Introduction: Flintstones Bluetooth
I wanted to be able to record cassettes from the internet (bird calls and other public domain items only !)
Step 1: The Quest Is the Quest
I bought one of these thingies with a 3.5 mm plug from Radio Shack shortly before ours sank, but the signal was awful and I couldn't tell a thrush from a grackle on the tapes. (I would run it from the computer's earphone jack to a double cassette player/recorder and record on the second one)
Step 2: Junk to Gold
I had this MP3 player transmitter from back when I had or wanted an MP3 player. I tried it in the 3.5 mm headphone jack on my computer, and Wahlah! I had anything on my computer transmitted to my whole house on any FM device, including one including a cassette recorder! The neighbors can probably receive it too, though nobody has thanked me yet.The signal is pretty good, with less static than I put up with on my work radios. But, the two tiny AAA batteries would run down in a couple of hours.....so.....

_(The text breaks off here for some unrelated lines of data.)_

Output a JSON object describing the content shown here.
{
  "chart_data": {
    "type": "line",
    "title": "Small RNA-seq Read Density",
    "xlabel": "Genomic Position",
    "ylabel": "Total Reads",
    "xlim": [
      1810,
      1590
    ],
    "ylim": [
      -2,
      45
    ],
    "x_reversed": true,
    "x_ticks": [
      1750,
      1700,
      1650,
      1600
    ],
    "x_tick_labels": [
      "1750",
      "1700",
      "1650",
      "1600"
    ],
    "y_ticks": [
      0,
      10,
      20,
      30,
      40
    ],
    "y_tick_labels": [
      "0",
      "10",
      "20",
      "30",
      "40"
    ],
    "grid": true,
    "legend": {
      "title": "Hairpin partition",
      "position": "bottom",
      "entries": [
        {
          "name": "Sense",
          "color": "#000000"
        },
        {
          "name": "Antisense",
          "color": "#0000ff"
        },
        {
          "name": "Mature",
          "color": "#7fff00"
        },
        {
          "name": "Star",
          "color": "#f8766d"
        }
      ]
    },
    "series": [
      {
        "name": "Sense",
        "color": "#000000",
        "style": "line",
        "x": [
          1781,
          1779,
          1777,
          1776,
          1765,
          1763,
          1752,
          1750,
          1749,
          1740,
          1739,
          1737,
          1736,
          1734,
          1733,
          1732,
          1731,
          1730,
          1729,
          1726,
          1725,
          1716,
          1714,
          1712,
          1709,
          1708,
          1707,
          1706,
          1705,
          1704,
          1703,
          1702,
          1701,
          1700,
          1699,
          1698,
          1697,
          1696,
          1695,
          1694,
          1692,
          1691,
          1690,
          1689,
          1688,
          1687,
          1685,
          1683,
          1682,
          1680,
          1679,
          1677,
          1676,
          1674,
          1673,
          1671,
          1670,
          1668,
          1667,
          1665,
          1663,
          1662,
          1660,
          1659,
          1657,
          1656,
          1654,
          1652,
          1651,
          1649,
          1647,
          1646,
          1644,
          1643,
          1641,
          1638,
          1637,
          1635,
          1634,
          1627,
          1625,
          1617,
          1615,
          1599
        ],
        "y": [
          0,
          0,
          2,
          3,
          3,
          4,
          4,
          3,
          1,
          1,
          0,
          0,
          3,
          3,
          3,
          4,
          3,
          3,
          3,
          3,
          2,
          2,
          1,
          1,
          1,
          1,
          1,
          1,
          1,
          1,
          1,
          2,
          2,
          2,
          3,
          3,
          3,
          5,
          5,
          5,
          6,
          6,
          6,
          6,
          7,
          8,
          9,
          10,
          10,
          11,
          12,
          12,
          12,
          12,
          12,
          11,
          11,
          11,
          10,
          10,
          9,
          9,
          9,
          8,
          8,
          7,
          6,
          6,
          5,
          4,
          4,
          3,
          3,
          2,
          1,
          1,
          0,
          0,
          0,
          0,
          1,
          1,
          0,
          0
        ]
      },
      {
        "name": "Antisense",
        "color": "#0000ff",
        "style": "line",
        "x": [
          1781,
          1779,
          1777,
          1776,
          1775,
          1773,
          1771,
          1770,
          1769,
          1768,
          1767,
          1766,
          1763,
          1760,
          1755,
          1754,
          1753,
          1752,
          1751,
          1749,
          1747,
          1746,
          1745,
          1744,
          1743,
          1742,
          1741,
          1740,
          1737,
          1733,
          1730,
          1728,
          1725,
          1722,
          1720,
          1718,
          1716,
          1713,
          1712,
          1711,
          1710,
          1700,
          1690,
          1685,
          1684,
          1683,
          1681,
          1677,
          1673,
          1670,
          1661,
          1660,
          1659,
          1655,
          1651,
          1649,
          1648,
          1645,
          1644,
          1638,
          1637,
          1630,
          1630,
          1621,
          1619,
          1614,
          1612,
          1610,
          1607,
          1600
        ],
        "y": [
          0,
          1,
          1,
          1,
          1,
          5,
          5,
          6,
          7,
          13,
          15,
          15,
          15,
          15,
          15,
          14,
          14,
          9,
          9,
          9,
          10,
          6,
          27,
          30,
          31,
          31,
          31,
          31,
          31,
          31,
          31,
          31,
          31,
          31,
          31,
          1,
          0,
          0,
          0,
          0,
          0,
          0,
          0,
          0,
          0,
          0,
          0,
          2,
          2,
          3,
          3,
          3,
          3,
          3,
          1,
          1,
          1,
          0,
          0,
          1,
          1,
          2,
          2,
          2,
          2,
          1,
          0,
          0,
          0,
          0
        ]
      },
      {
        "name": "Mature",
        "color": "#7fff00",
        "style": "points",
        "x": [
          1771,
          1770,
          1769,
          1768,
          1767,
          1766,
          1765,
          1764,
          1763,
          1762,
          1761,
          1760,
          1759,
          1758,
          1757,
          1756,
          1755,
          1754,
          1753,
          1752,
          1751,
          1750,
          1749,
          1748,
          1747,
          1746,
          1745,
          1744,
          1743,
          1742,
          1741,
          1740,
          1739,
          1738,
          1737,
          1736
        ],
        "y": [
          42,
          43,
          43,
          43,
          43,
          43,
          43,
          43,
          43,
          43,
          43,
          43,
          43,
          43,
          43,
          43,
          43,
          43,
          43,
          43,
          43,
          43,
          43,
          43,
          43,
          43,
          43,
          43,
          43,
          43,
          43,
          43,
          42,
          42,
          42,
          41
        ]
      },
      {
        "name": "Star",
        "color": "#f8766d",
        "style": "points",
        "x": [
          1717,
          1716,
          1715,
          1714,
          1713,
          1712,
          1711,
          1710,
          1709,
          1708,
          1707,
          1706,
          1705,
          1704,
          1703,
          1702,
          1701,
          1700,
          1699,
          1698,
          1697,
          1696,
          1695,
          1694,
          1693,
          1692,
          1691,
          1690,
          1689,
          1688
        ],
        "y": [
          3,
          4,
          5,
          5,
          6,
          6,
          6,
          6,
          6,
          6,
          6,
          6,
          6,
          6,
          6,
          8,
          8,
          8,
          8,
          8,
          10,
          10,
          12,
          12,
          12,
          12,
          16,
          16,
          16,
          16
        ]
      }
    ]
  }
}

Step 3: Dollar Store Battery Case
I took some random wire from around the house, gutted a one dollar flashlight, removing the switch and light bulb fixture, attaching some random wire to the battery contacts, twisted the other ends to the appropriate contacts of the transmitter battery case and plastered it in with gooey epoxy putty (JB Weld). Now it uses two D cells and I am still using the original pair after three weeks. I had to shorten the wires considerably (pix are the newer version) because they were picking up interference from everything. It makes tapes that are almost as good as ones taped directly from FM, and any suggestions are welcome.